Je regarde Adèle, exaspéré, alors qu’elle arbore un grand sourire et continue à taper ce qu’elle a commencé, sans même prendre la peine de me répondre. Et même si elle est craquante dans sa petite robe printanière qu’elle met pour la première fois cette année après un hiver particulièrement frais, j’essaie de garder mon focus sur l’article qu’on doit rendre dans quelques jours. Il ne faut pas que je craque et que je la laisse remporter notre dispute avec un baiser ou pire, juste avec un sourire. Quitte à céder, il faut que j’arrive à négocier au moins une pipe, non ?
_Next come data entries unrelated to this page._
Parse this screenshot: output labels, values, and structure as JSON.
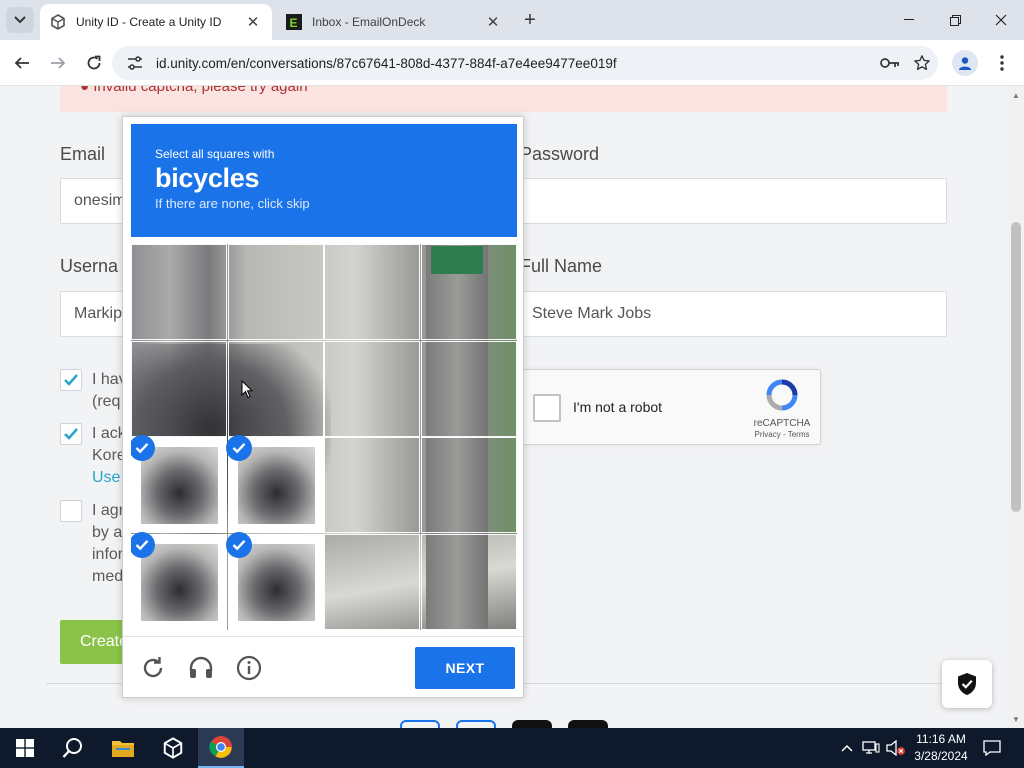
{
  "browser": {
    "tabs": [
      {
        "title": "Unity ID - Create a Unity ID",
        "active": true,
        "favicon": "unity-icon"
      },
      {
        "title": "Inbox - EmailOnDeck",
        "active": false,
        "favicon": "emailondeck-icon"
      }
    ],
    "url": "id.unity.com/en/conversations/87c67641-808d-4377-884f-a7e4ee9477ee019f"
  },
  "page": {
    "error_message": "Invalid captcha, please try again",
    "email_label": "Email",
    "email_value": "onesim",
    "password_label": "Password",
    "password_value": "",
    "username_label": "Userna",
    "username_value": "Markip",
    "fullname_label": "Full Name",
    "fullname_value": "Steve Mark Jobs",
    "checkboxes": [
      {
        "line1": "I hav",
        "line2": "(req",
        "checked": true
      },
      {
        "line1": "I ack",
        "line2": "Kore",
        "line3": "Use",
        "checked": true
      },
      {
        "line1": "I agr",
        "line2": "by a",
        "line3": "infor",
        "line4": "med",
        "checked": false
      }
    ],
    "create_button": "Create"
  },
  "recaptcha_anchor": {
    "label": "I'm not a robot",
    "brand": "reCAPTCHA",
    "privacy": "Privacy",
    "terms": "Terms",
    "separator": " - "
  },
  "challenge": {
    "instruction": "Select all squares with",
    "target": "bicycles",
    "hint": "If there are none, click skip",
    "next_label": "NEXT",
    "selected_cells": [
      8,
      9,
      12,
      13
    ],
    "icons": [
      "reload-icon",
      "audio-icon",
      "info-icon"
    ]
  },
  "taskbar": {
    "time": "11:16 AM",
    "date": "3/28/2024"
  },
  "colors": {
    "accent": "#1a73e8",
    "error_bg": "#fbe3e1",
    "create_green": "#8bc34a",
    "link": "#2aa3c9"
  }
}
— Fais attention à ce que tu dis, Kerouaec. Je te suggère d’aller voir Véronique si tu doutes de mon professionnalisme, c’est elle qui m’a embauchée.

— Il va vraiment falloir que tu m’invites quand tu utilises ton corps de rêve pour la convaincre que tu sais écrire parce que, franchement, j’adorerais te voir lui faire oublier jusqu’à son prénom. Tu es sérieuse quand tu dis que ce style de questions réponses est une bonne façon de présenter les pilotes de Formule 1 du paddock les plus ingénieux dans leurs réglages techniques ? D’ailleurs, Alonso a répondu à ta demande d’interview ?

— Oui, et oui. Je crois que je lui ai tapé dans l'œil au grand prix de France, l’an dernier. Ça aide !

Heureusement qu’il n’est plus de première jeunesse parce que sinon, je crois que j’aurais vraiment du souci à me faire. Adèle fantasme sur lui depuis des années et s’il lui fait des propositions indécentes, je ne suis pas sûr qu’elle puisse y résister longtemps.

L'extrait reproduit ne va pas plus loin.